I am not a big fan of those damn high calories food such as croquette, and this was actually my first croquette experience in Japan. Of course i don't mind to have Zaiyu-san's croquette. I felt the extremely crispy skin and soft inside when i split the cutie into two halves. The chock full of Hokkaido crab mixed with egg and flying fish row was incredible drooling, and of course, very delicous- rich and creamy, but not heavy at all. The crispy skin was neither too oil. Lovely one.

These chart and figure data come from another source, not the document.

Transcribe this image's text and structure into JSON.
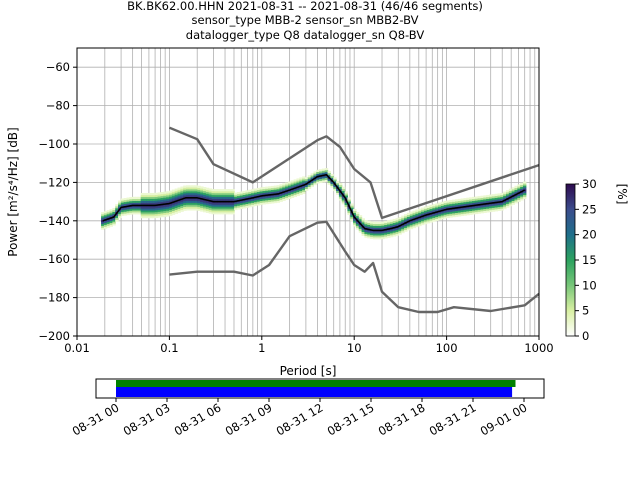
{
  "title_lines": [
    "BK.BK62.00.HHN   2021-08-31 -- 2021-08-31  (46/46 segments)",
    "sensor_type MBB-2 sensor_sn MBB2-BV",
    "datalogger_type Q8 datalogger_sn Q8-BV"
  ],
  "chart_data": [
    {
      "type": "heatmap",
      "title": "BK.BK62.00.HHN   2021-08-31 -- 2021-08-31  (46/46 segments)",
      "xlabel": "Period [s]",
      "ylabel": "Power [m²/s⁴/Hz] [dB]",
      "xscale": "log",
      "xlim": [
        0.01,
        1000
      ],
      "ylim": [
        -200,
        -50
      ],
      "xticks": [
        0.01,
        0.1,
        1,
        10,
        100,
        1000
      ],
      "xtick_labels": [
        "0.01",
        "0.1",
        "1",
        "10",
        "100",
        "1000"
      ],
      "yticks": [
        -200,
        -180,
        -160,
        -140,
        -120,
        -100,
        -80,
        -60
      ],
      "ytick_labels": [
        "−200",
        "−180",
        "−160",
        "−140",
        "−120",
        "−100",
        "−80",
        "−60"
      ],
      "grid": true,
      "colorbar": {
        "label": "[%]",
        "range": [
          0,
          30
        ],
        "ticks": [
          0,
          5,
          10,
          15,
          20,
          25,
          30
        ],
        "colors": [
          "#ffffff",
          "#d9f0a3",
          "#78c679",
          "#2ca25f",
          "#1f6f8b",
          "#3b4c8c",
          "#2d0a4e"
        ]
      },
      "series": [
        {
          "name": "",
          "color": "#000000",
          "x": [
            0.019,
            0.025,
            0.03,
            0.04,
            0.05,
            0.07,
            0.1,
            0.15,
            0.2,
            0.3,
            0.5,
            0.8,
            1,
            1.5,
            2,
            3,
            4,
            5,
            6,
            8,
            10,
            13,
            16,
            20,
            25,
            30,
            40,
            60,
            100,
            200,
            400,
            700
          ],
          "y": [
            -140,
            -138,
            -133,
            -132,
            -132,
            -132,
            -131,
            -128,
            -128,
            -130,
            -130,
            -128,
            -127,
            -126,
            -124,
            -121,
            -117,
            -116,
            -120,
            -128,
            -138,
            -144,
            -145,
            -145,
            -144,
            -143,
            -140,
            -137,
            -134,
            -132,
            -130,
            -124
          ]
        },
        {
          "name": "",
          "color": "#666666",
          "x": [
            0.1,
            0.2,
            0.3,
            0.8,
            4,
            5,
            7,
            10,
            15,
            20,
            1000
          ],
          "y": [
            -91.5,
            -97.5,
            -110.5,
            -120,
            -98,
            -96,
            -101.5,
            -113,
            -120,
            -138.5,
            -111
          ]
        },
        {
          "name": "",
          "color": "#666666",
          "x": [
            0.1,
            0.2,
            0.5,
            0.8,
            1.2,
            2,
            4,
            5,
            8,
            10,
            13,
            16,
            20,
            30,
            50,
            80,
            120,
            300,
            700,
            1000
          ],
          "y": [
            -168,
            -166.5,
            -166.5,
            -168.5,
            -163,
            -148,
            -141,
            -140.5,
            -156,
            -163,
            -166.5,
            -162,
            -177,
            -185,
            -187.5,
            -187.5,
            -185,
            -187,
            -184,
            -178
          ]
        }
      ]
    },
    {
      "type": "bar",
      "title": "",
      "xlabel": "",
      "xtick_labels": [
        "08-31 00",
        "08-31 03",
        "08-31 06",
        "08-31 09",
        "08-31 12",
        "08-31 15",
        "08-31 18",
        "08-31 21",
        "09-01 00"
      ],
      "series": [
        {
          "name": "",
          "color": "#008000",
          "start_hours": 0,
          "end_hours": 23.5
        },
        {
          "name": "",
          "color": "#0000ff",
          "start_hours": 0,
          "end_hours": 23.3
        }
      ]
    }
  ]
}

It reminds me of my childhood that i wanted to have KFC every severl weeks, now it is monthly DFC time. I cannot wait to open the box and eat it, to see what's inside the chicken wing this time. Chef Zaiyu-san as well as his wife would never tell you what's inside until you take the first bit. This time seems a quite 'beauty' DFC that good for ladies, made with fragrance black rice with goji berries and crunchy pine nuts. Well, nothing astonishing about the flavor inside compare to my last 'turtle DFC' , but loves the super cirspy skin and succulent meat.

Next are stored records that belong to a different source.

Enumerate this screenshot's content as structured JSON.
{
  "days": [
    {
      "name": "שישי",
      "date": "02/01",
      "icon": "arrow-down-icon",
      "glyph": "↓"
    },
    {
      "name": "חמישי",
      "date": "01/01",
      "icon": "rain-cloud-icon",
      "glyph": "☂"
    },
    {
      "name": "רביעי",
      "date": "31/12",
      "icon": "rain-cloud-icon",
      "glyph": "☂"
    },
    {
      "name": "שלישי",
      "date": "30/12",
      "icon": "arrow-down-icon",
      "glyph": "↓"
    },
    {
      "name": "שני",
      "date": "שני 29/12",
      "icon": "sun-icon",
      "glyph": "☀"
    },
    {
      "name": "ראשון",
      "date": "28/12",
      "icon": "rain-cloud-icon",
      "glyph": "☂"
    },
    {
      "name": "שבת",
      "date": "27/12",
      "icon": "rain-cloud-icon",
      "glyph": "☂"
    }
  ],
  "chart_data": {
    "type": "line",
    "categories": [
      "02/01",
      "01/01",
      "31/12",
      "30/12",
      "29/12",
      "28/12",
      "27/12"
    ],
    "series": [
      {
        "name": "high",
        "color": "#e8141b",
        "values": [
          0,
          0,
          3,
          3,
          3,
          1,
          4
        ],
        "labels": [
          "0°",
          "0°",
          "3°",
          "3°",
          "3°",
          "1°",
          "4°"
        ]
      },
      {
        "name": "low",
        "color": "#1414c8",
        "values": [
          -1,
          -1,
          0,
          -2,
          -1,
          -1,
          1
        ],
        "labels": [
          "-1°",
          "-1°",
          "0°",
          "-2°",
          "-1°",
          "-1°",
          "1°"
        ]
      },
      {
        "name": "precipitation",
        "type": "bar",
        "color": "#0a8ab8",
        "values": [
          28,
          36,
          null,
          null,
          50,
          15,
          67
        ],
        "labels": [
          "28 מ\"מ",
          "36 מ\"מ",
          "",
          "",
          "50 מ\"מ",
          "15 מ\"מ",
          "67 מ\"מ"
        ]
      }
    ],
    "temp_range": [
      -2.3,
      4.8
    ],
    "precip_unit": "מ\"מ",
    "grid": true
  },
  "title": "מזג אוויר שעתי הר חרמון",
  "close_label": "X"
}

After the Katsuo season, it now comes the best season to have Buri. The fish itself was only 2 day age and Chef Zaiyu-san marinated it with soy, loved the creamy and melt-in-mouth tenderness, some how similar to the texture of chutoro. The seaweed sauce was mixed with vinegar and dashi to balanced the rich oils in Buri.
The grilled dish was Sawara, which was natually a bit dry in texture but Zaiyu-san made it pretty delicious, especially the crispy skin. The grilled sauces on the top were celery (white) and Shiokara (pink). Shiokara, or salt-fermented squid in English, was a dish people usually have with sake. Both of the sauces were umami and enhanced the oceanic flavor of the fish.

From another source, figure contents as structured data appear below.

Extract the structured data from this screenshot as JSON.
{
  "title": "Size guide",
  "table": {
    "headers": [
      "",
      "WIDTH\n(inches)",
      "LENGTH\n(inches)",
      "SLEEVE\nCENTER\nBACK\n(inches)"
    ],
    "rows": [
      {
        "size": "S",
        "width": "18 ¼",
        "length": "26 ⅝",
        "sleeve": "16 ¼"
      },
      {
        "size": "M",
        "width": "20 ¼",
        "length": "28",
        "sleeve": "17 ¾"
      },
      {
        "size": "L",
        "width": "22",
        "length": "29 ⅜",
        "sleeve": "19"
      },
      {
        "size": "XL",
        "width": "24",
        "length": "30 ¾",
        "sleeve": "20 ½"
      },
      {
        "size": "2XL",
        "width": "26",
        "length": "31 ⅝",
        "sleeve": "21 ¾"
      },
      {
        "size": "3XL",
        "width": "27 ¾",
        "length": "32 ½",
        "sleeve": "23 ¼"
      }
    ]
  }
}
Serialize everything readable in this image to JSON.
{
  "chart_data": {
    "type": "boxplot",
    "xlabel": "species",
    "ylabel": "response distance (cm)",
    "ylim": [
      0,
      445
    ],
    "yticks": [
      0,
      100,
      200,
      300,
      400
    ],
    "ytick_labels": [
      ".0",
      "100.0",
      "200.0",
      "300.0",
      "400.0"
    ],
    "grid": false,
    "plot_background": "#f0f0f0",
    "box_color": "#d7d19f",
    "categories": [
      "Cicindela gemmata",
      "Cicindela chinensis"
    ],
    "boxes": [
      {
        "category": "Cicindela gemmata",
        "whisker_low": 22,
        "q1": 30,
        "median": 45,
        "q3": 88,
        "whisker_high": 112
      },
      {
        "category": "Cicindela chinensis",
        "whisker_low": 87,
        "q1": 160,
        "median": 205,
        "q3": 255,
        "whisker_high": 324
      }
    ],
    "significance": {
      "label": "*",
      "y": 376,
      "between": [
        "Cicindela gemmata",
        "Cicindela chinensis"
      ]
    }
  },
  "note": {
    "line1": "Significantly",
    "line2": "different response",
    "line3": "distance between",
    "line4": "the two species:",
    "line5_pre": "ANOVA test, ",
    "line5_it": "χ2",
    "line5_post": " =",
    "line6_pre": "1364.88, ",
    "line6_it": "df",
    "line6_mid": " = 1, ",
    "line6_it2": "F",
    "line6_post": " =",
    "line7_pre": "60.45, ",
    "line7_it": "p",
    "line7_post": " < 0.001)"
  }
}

Another classcial one at Den, a salad consists of over 20+ kinds of vegetables sourced from Zaiyu-san's cousins' farms near Fuji Moutain. Each kind of vegetable is prepared in different ways to make a different texture and flavor, and the edible flowers gives a sour taste. Besides the kinds and preparation of vegetables are different time time, Zaiyu-san also uses his siganute 'Mr.Ant' in our salad this time. The little poor guy has been drink only water for two weeks, it taste sour and crispy, My first time eating an ant, interesting.
As it came the season to eat Shirako, i requested for a Shirako dish a week previous to our visit. Chef Zaiyu-san freshly cooked the risotoo for us, it looks simple but was incredible - my favorite risotto dish i recently had. Risotto itself was al dante, and the shirako was creamy and simply aromatic and umami. Both my partner and i want to have a second bowl but unfortunately, it was made fresh and we need to wait if we want some more. We found chef Zaiyu-san was quite busy in preparing other guests' dishes, so we decided to try the regular rice dish that other guests were having.
My partner had the rice cooked the pork and mountain vegetables, as i don't eat pork, Zaiyu-san severd the rice with Sakura ebi for me. OMG the Sakura rice was so good, not dry and neither too moist, the fragrance of the Sakura ebi last very long after i finished the bowl - even much better than the one i had in RyuGin before.
My partner was a first-timer so she had the signature 'mold', for me, i had a pretty refreshing dessert made with Japanese fruits and jelly. Wonderful sweet ending.
Oh the last but not the least one, a cup of Statcomebacks, made with black sugar instead of caffine. A very balanced sweet and bitter taste.
Chef Zaiyu-san impressed us a lot, again, and i am pretty sure he will always make oiishi dishes for all of his guests. Before we left, i asked Zaiyu-san how many stars he wants this time. He laughed and said ' The group have come already, and no stars this time, i need three bif smiling faces." Anyway, will back for more, and cannot wait to see Den with more stars in the new guide next weekend!